По странной случайности это назначение – самое трудное и самое важное, как оказалось впоследствии, – получил Дохтуров; тот самый скромный, маленький Дохтуров, которого никто не описывал нам составляющим планы сражений, летающим перед полками, кидающим кресты на батареи, и т. п., которого считали и называли нерешительным и непроницательным, но тот самый Дохтуров, которого во время всех войн русских с французами, с Аустерлица и до тринадцатого года, мы находим начальствующим везде, где только положение трудно. В Аустерлице он остается последним у плотины Аугеста, собирая полки, спасая, что можно, когда все бежит и гибнет и ни одного генерала нет в ариергарде. Он, больной в лихорадке, идет в Смоленск с двадцатью тысячами защищать город против всей наполеоновской армии. В Смоленске, едва задремал он на Молоховских воротах, в пароксизме лихорадки, его будит канонада по Смоленску, и Смоленск держится целый день. В Бородинский день, когда убит Багратион и войска нашего левого фланга перебиты в пропорции 9 к 1 и вся сила французской артиллерии направлена туда, – посылается никто другой, а именно нерешительный и непроницательный Дохтуров, и Кутузов торопится поправить свою ошибку, когда он послал было туда другого. И маленький, тихенький Дохтуров едет туда, и Бородино – лучшая слава русского войска. И много героев описано нам в стихах и прозе, но о Дохтурове почти ни слова.
Опять Дохтурова посылают туда в Фоминское и оттуда в Малый Ярославец, в то место, где было последнее сражение с французами, и в то место, с которого, очевидно, уже начинается погибель французов, и опять много гениев и героев описывают нам в этот период кампании, но о Дохтурове ни слова, или очень мало, или сомнительно. Это то умолчание о Дохтурове очевиднее всего доказывает его достоинства.

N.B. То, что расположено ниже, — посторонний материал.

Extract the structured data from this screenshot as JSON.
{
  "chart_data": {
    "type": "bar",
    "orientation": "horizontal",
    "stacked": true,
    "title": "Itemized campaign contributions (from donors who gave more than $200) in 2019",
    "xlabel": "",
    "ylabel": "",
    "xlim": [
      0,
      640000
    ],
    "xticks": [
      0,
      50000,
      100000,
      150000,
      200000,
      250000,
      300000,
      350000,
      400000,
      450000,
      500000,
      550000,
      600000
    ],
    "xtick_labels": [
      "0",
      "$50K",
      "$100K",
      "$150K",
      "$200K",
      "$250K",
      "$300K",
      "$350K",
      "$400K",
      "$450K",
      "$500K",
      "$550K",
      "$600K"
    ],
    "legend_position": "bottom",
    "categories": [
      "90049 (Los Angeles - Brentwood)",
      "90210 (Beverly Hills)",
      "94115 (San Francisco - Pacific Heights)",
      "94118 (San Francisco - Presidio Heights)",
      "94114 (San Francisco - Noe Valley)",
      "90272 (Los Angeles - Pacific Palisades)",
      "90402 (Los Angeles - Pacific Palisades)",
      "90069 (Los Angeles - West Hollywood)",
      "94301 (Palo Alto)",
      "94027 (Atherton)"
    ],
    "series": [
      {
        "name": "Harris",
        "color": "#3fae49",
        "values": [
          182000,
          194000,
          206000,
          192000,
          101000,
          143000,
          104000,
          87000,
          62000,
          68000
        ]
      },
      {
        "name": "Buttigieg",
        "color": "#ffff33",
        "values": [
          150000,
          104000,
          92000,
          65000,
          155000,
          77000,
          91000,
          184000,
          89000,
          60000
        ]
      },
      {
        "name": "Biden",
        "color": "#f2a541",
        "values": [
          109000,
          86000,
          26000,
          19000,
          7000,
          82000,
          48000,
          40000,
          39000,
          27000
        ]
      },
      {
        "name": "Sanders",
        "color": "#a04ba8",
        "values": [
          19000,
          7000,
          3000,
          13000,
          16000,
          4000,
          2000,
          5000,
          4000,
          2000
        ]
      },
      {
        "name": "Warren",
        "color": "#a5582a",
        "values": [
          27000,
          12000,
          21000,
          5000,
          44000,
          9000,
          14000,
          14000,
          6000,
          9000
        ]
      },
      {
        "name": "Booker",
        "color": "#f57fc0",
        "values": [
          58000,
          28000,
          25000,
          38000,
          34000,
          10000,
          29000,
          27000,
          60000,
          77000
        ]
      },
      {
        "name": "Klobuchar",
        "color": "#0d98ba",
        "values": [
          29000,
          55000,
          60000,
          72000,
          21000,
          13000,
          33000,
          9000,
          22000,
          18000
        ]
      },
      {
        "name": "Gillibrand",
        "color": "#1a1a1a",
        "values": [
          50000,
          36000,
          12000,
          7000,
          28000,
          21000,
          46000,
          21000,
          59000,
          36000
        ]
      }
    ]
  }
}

Естественно, что для человека, не понимающего хода машины, при виде ее действия кажется, что важнейшая часть этой машины есть та щепка, которая случайно попала в нее и, мешая ее ходу, треплется в ней. Человек, не знающий устройства машины, не может понять того, что не эта портящая и мешающая делу щепка, а та маленькая передаточная шестерня, которая неслышно вертится, есть одна из существеннейших частей машины.
10 го октября, в тот самый день, как Дохтуров прошел половину дороги до Фоминского и остановился в деревне Аристове, приготавливаясь в точности исполнить отданное приказание, все французское войско, в своем судорожном движении дойдя до позиции Мюрата, как казалось, для того, чтобы дать сражение, вдруг без причины повернуло влево на новую Калужскую дорогу и стало входить в Фоминское, в котором прежде стоял один Брусье. У Дохтурова под командою в это время были, кроме Дорохова, два небольших отряда Фигнера и Сеславина.
Вечером 11 го октября Сеславин приехал в Аристово к начальству с пойманным пленным французским гвардейцем. Пленный говорил, что войска, вошедшие нынче в Фоминское, составляли авангард всей большой армии, что Наполеон был тут же, что армия вся уже пятый день вышла из Москвы. В тот же вечер дворовый человек, пришедший из Боровска, рассказал, как он видел вступление огромного войска в город. Казаки из отряда Дорохова доносили, что они видели французскую гвардию, шедшую по дороге к Боровску. Из всех этих известий стало очевидно, что там, где думали найти одну дивизию, теперь была вся армия французов, шедшая из Москвы по неожиданному направлению – по старой Калужской дороге. Дохтуров ничего не хотел предпринимать, так как ему не ясно было теперь, в чем состоит его обязанность. Ему велено было атаковать Фоминское. Но в Фоминском прежде был один Брусье, теперь была вся французская армия. Ермолов хотел поступить по своему усмотрению, но Дохтуров настаивал на том, что ему нужно иметь приказание от светлейшего. Решено было послать донесение в штаб.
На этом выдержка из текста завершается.